Solusi Penyelamatan Lingkungan adalah dengan Memusnahkan Manusia.

Sebuah solusi apik yang kudapatkan dari cuplikan anime berjudul Rewrite. Bercerita tentang dua kelompok yang bertentangan. Satunya ingin memusnahkan peradaban, lainnya meyelamatkan manusia. Namun bukan hal ini yang akan dibahas. Melainkan masalah lingkungan alam dan manusia.

Bermula dari masalah sampah hingga persediaan oksigen yang semakin menipis. Para ilmuwan, pemerintah serta manusia-manusia gencar mencari solusi yang paling efektif. Segala uji coba diterapkan, kepentingan pribadi juga terus diikutkan. Mengatasnamakan penyelamatan alam, manusia malah pelaku utama perusak lingkungan.

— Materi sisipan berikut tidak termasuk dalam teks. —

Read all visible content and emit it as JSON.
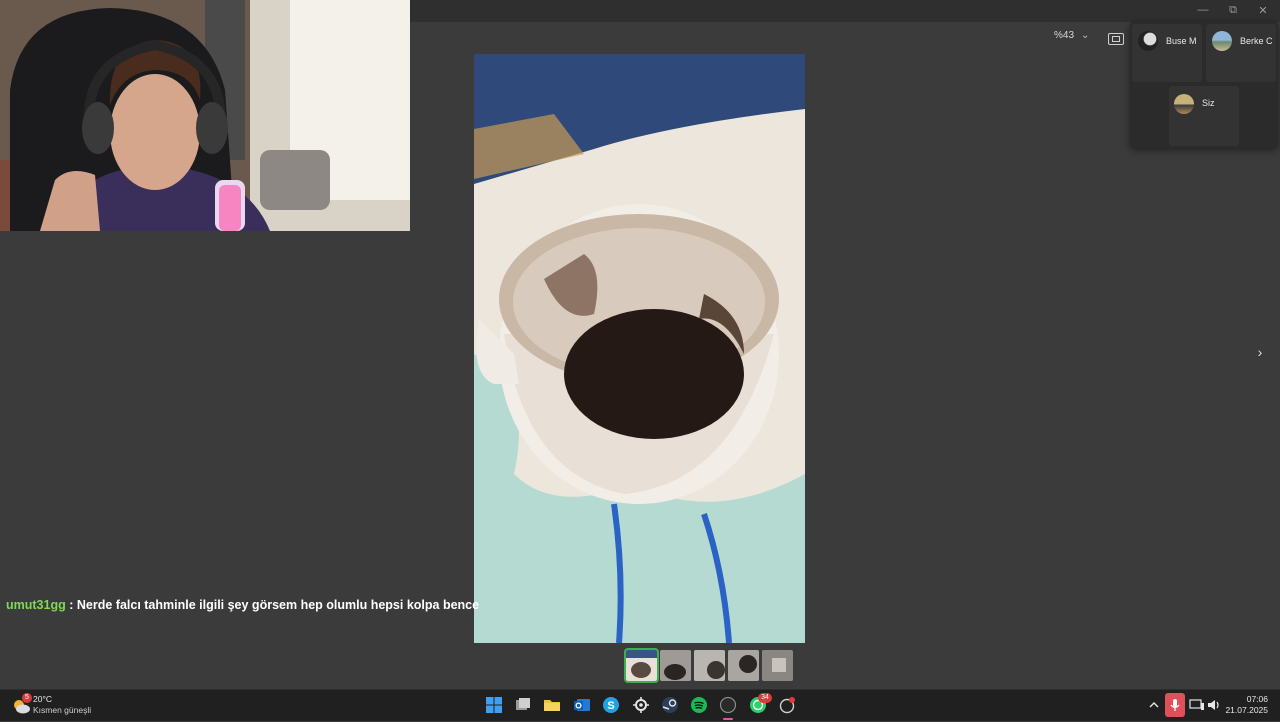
{
  "window": {
    "minimize": "—",
    "maximize": "⧉",
    "close": "✕"
  },
  "toolbar": {
    "zoom": "%43",
    "zoom_chevron": "⌄"
  },
  "participants": [
    {
      "name": "Buse M"
    },
    {
      "name": "Berke C"
    },
    {
      "name": "Siz"
    }
  ],
  "viewer": {
    "next": "›",
    "thumbnail_count": 5,
    "selected_thumbnail": 1
  },
  "chat": {
    "username": "umut31gg",
    "separator": ":",
    "message": "Nerde falcı tahminle ilgili şey görsem hep olumlu hepsi kolpa bence"
  },
  "taskbar": {
    "weather": {
      "temp": "20°C",
      "desc": "Kısmen güneşli",
      "badge": "5"
    },
    "whatsapp_badge": "34",
    "clock": {
      "time": "07:06",
      "date": "21.07.2025"
    }
  },
  "colors": {
    "accent_green": "#3fae4f",
    "chat_user": "#7ed957",
    "mic_active": "#e0505a",
    "background": "#3b3b3b"
  }
}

“Bukankah bisa ditarik kesimpulan, solusi penyelamatan lingkungan adalah dengan memusnahkan manusia” Kotarou

Pikirku, tak ada yang salah dengan kesimpulan itu. Toh, Alasan manusia meyelamatkan lingkungan demi bertahan hidupnya bukan demi rasa cintanya lingkungan. Jika mengaku cinta, pastilah memilih merawat bunga mawar daripada memetiknya.

Sadar tak sadar, rasa cinta manusia kepada alam tumbuh ketika lingkungan mulai menghilang. Saat udara bersih ada tak dijaga, pas sudah pergi digantikan polusi malah dicari. Tanah subur tak dirawat, disakitinya dengan segala macam pestisida, dianggapnya lebih baik, ternyata malah ikut tersakiti.

Manusia itu maunya apa?

Alam sudah menyediakan dedaunan yang lebar, tapi manusia menciptakan plastik agar memudahkan malah menyusahkan. Lebih parah lagi, plastiknya merugikan alam, menyiksa hewan. Menyumbat air menjadi banjir. Bukannya sadar malah menyalahkan satu sama lain.

Manusia terlalu menikmati karyanya yang dianggap revolusi. Mengelu-elukan kelebihan mengabaikan kekurangan. Awalnya hanya menyakiti alam menjadi menganiaya manusia lain. Seakan menganggap dirinya dewa, menginjak manusia yang ia anggap berkekurangan. Mencerca dan caci maki menjadi biasa. Sudah tak ada lagi kepedulian apalagi cinta.

Tuhan, beginikah yang disebut manusia?